The 300-million-year-old dragonfly is often saddled with the pejorative “primitive” simply because it is “paleopterous,” or ancient-winged, still bearing its ancestral features, says Rob Cannings, an Odonatae specialist and the curator emeritus of entomology at the Royal BC Museum in Victoria. Whereas more recently evolved insects, such as bees and flies, can beat their wings extremely fast and fold them flat over their backs (allowing them to crawl into restricted places), the dragonfly cannot. But so what? says Cannings. It flies circles around these more “advanced” critters and, in fact, eats them for lunch. Like another proficient prehistoric predator, the great white shark, the dragonfly evolved early and excelled.

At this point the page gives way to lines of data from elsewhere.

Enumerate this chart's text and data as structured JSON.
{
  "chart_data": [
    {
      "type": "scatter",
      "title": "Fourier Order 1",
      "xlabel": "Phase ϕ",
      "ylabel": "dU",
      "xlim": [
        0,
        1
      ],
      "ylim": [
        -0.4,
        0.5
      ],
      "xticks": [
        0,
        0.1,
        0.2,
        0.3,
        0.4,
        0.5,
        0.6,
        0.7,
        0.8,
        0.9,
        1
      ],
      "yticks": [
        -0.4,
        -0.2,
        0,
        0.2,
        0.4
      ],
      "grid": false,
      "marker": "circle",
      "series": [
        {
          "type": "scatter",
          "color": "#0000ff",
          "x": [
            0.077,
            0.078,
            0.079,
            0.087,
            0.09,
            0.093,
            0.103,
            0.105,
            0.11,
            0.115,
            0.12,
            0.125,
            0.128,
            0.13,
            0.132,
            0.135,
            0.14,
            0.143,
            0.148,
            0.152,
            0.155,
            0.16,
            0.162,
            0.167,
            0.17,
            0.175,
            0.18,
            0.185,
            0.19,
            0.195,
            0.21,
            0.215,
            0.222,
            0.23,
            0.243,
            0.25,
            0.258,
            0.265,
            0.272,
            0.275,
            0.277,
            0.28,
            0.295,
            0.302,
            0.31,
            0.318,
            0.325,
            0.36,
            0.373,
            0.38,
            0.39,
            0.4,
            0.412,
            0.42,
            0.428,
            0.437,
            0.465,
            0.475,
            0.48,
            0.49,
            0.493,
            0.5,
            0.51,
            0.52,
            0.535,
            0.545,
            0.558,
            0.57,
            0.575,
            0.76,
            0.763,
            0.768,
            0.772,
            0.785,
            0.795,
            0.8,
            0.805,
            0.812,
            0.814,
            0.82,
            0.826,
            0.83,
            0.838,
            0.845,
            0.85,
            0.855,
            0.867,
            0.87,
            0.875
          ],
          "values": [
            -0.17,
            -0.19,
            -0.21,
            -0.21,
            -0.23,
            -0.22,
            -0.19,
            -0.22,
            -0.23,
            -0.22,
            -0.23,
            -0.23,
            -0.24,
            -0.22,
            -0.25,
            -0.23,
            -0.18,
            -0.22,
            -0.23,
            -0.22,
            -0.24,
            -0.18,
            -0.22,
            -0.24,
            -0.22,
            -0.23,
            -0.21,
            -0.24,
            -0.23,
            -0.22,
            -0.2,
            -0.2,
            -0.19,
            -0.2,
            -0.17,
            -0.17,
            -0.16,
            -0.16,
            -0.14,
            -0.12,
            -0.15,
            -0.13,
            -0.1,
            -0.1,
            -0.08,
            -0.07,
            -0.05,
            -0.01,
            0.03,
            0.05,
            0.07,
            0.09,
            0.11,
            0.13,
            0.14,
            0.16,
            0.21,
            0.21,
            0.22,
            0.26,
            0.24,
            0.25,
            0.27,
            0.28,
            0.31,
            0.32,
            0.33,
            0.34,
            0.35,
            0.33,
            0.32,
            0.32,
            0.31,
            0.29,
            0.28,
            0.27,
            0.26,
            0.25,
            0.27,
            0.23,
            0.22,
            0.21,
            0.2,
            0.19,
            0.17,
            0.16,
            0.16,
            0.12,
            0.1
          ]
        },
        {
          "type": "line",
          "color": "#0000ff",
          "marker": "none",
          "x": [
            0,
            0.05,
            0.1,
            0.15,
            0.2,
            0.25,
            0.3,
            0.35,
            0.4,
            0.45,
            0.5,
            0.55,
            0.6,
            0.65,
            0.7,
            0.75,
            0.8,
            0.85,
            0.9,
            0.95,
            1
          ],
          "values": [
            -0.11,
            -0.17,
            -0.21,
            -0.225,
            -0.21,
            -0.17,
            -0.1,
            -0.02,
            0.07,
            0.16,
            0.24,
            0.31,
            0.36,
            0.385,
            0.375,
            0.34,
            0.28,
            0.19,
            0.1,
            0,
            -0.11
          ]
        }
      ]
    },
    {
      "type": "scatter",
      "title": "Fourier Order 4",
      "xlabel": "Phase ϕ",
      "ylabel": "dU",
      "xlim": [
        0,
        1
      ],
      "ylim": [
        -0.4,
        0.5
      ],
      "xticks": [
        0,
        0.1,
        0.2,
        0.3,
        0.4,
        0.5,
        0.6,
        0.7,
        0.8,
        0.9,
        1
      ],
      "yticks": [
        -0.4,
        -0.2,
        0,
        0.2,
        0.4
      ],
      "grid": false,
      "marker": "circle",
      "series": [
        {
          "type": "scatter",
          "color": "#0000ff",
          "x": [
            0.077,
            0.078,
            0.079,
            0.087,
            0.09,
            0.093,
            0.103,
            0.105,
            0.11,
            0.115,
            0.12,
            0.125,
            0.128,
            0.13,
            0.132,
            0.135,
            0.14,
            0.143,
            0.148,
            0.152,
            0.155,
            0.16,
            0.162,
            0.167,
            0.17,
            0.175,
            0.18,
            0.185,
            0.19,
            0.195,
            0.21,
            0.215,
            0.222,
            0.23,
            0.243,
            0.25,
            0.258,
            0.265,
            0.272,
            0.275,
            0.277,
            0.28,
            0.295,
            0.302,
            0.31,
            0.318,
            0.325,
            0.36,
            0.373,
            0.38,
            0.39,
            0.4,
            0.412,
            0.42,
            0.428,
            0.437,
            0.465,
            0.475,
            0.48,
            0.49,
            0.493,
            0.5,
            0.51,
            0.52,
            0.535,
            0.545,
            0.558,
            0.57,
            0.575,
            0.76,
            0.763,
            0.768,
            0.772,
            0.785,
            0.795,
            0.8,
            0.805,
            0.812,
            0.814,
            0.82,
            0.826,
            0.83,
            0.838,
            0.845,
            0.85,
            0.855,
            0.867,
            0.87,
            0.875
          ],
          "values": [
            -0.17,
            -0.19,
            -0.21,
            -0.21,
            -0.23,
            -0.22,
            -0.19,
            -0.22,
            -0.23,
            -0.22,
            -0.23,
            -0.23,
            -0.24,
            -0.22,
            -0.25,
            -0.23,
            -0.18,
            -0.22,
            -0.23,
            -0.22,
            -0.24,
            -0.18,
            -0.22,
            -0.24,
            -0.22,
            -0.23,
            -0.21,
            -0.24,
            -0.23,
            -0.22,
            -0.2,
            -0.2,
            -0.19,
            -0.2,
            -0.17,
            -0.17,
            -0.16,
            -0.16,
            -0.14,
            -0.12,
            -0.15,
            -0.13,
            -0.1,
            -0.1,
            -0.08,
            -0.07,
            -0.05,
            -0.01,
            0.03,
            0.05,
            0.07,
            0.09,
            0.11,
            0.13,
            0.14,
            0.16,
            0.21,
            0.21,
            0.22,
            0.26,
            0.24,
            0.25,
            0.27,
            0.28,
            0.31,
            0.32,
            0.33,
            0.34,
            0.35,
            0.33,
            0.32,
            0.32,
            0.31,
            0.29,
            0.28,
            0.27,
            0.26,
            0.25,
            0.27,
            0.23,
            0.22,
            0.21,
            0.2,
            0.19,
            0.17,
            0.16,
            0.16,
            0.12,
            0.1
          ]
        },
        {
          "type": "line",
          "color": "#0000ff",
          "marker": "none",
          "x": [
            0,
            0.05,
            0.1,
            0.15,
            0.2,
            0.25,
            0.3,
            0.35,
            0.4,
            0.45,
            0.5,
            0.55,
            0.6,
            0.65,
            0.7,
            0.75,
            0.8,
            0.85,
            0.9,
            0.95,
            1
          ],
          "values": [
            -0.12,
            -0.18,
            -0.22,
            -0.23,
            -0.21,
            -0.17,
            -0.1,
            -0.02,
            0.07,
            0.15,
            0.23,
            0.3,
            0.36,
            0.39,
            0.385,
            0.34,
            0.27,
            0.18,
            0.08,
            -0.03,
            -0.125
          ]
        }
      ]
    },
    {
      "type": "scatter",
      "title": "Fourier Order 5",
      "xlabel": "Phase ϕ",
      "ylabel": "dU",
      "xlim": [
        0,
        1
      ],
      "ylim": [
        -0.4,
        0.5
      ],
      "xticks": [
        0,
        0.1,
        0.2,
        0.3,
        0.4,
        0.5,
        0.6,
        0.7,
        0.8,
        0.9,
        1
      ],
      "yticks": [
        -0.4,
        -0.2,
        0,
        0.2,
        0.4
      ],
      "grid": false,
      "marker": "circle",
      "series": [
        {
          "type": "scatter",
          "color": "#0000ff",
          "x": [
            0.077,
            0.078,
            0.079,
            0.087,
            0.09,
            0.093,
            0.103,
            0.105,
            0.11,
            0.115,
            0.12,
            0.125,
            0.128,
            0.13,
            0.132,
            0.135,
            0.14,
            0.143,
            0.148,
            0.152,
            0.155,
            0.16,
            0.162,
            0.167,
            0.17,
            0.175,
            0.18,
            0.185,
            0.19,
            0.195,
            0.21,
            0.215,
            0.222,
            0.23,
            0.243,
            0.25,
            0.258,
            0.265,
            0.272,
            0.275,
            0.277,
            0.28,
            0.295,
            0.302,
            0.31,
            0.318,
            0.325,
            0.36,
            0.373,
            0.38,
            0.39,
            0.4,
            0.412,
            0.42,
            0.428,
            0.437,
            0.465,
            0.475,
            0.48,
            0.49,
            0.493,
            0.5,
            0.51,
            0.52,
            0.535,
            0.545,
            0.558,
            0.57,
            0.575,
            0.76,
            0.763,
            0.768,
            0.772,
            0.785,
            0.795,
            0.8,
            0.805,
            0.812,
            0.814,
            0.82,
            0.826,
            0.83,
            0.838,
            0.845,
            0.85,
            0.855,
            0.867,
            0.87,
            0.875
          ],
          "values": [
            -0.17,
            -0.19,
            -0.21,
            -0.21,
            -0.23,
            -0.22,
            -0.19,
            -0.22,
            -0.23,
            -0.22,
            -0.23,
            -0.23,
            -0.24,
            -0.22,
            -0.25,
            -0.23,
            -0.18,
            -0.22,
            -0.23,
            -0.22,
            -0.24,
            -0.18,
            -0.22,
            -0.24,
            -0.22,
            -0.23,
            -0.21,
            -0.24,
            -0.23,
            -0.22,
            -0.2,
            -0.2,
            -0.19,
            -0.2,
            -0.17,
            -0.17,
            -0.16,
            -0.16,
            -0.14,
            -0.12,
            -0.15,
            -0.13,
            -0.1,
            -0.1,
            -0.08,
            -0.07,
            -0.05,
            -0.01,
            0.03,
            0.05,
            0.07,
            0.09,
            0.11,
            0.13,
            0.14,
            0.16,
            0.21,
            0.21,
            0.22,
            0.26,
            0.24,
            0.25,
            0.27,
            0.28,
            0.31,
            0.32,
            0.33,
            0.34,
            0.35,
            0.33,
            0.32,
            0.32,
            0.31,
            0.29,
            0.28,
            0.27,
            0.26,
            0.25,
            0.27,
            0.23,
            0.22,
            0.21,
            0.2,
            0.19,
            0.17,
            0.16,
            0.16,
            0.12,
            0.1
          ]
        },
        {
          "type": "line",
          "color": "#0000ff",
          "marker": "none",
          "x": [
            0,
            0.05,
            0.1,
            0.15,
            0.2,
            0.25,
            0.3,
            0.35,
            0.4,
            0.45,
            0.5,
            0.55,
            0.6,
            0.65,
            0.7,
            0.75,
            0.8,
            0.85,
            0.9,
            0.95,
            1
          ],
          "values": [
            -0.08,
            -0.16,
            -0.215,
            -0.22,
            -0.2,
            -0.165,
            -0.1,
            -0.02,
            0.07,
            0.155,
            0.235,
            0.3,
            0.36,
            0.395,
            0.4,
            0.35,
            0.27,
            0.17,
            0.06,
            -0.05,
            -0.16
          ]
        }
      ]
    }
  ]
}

In the bragging rights department, one of the biggest insects ever was a dragonfly-like precursor with a giant 75 cm wingspan. You wouldn’t want that hitting your windshield en route to the cottage.

The bad seed

If Dragonfly Sr. is a classy assassin, Junior is a tiny thug, with a very different MO from its mature self. The terrifying larva lurks underwater its entire life—from one to five years, far longer than the fleeting weeks an adult gets to fly—and has a face and personality only a mother dragonfly could love. Half its head is masked by a huge, hinged lower lip that, shades of Alien (aquatic version), unfolds and flings out with lightning speed to snatch and dispatch its victims. Relentlessly voracious, laying waste to lake insects, minnows, and tadpoles, the juvenile delinquent eventually morphs into a grown-up and begins a whole new reign of terror as a dragon in the sky.